Demolition of the southern portion of the viaduct is now scheduled to begin in October of 2011.
On hand to celebrate this milestone were Seattle City Councilmembers Jean Godden, Sally Clark, Sally Bagshaw, and Tim Burgess. Also on hand were Dow Constantine, port commissioner Gael Tarleton, and Washington state Secretary of Transportation Paula Hammond. Absent was the mayor or his staff, although they were invited.
As Gregoire celebrated the ability of WSDOT staff and Skanska — the contractor — to work together to accelerate the schedule, beat the engineer’s estimate, and keep traffic moving, she was also clear that the goal was to “finish the whole project.” She stated that of the 21 state projects that make up the whole of the viaduct replacement project, 11 have been completed on time and on or under budget.
Of particular interest to the port, and as Commissioner Tarleton stated, the 56,000 jobs supported by the seaport, is the project known as Holgate to King (H2K).
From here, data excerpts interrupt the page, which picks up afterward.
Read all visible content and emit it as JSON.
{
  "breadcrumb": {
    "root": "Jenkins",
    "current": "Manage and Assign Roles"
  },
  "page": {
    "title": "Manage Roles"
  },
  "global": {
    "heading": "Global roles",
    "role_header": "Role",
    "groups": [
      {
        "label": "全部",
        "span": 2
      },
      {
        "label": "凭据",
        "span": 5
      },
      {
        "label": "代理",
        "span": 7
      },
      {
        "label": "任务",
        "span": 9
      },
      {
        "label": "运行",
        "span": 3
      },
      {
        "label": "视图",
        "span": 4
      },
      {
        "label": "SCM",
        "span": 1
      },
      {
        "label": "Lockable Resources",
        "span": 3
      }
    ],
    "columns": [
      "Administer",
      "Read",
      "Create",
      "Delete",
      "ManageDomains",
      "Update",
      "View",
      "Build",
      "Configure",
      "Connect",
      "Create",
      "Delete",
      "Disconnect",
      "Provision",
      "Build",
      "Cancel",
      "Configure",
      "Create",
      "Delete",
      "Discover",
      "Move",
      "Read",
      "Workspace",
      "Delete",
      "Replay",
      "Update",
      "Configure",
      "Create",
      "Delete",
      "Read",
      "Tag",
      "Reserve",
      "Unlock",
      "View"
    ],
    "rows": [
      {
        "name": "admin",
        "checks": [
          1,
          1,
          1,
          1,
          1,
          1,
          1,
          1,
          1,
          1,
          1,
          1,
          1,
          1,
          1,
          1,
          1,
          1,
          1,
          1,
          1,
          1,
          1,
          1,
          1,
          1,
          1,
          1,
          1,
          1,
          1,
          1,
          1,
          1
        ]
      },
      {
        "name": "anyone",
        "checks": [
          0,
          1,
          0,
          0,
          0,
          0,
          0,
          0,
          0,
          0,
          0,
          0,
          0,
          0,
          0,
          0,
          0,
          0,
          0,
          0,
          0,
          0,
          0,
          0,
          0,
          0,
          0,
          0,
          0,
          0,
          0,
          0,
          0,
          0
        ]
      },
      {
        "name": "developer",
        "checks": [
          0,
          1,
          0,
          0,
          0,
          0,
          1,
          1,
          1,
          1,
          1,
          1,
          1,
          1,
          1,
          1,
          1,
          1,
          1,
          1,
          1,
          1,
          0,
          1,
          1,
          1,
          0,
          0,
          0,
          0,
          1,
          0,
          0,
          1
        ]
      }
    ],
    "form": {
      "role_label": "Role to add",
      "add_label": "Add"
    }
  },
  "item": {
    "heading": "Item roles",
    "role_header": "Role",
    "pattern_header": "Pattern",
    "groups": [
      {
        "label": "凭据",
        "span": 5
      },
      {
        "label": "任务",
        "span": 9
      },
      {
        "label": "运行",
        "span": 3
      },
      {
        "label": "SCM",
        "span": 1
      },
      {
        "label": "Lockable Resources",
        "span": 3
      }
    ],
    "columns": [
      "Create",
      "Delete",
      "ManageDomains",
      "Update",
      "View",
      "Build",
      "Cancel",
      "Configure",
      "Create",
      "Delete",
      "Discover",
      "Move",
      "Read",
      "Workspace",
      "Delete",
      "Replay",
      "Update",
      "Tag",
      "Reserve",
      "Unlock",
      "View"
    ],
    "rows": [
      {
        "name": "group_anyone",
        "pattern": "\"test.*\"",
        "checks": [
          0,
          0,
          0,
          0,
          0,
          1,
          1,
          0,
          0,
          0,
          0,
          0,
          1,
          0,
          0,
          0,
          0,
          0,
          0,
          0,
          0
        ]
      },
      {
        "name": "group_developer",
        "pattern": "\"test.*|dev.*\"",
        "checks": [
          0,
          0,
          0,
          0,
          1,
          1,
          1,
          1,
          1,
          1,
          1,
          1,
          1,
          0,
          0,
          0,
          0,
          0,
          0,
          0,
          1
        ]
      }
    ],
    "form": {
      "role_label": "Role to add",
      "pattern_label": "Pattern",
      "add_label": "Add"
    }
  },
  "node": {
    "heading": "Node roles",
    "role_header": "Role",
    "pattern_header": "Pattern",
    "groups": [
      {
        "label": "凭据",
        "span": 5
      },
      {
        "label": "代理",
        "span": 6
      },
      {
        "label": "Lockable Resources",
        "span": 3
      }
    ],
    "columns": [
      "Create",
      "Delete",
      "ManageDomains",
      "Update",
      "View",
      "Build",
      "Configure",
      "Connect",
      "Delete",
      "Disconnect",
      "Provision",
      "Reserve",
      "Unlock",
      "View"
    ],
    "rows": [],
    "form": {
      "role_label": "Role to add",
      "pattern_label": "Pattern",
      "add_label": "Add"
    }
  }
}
WSDOT is building an overpass over the railroad tracks from Holgate to King Street to facilitate mobility between port facilities, Alaskan and East Marginal Way, and I-90. This part of the project is slated to be completed by the middle of 2013.
After the announcements, there were few questions about the tunnel controversy or the referendum set for the August ballot. There was a question about whether the mayor was invited (as mentioned: yes). What about mobility for West Seattleites during construction? Working on it continuously but Skanska seems to be doing a good job, officials said.
And what about those tolls on 520? Why the delay and why are so many people up in arms about the new contractor issuing tickets on toll violations to people driving across the Tacoma Narrows Bridge? Hammond handled the questions about the new contractor on the Good-to-Go program. She didn’t sugar coat it. Apparently, they were overwhelmed and it will take a little time to get it right.
But on a sunny day in the shadow of cranes, trucks, and an old concrete viaduct, there was cause to believe that government actually can do some things right. It remains to be seen if the sun and the good feelings last through summer. This is Seattle after all.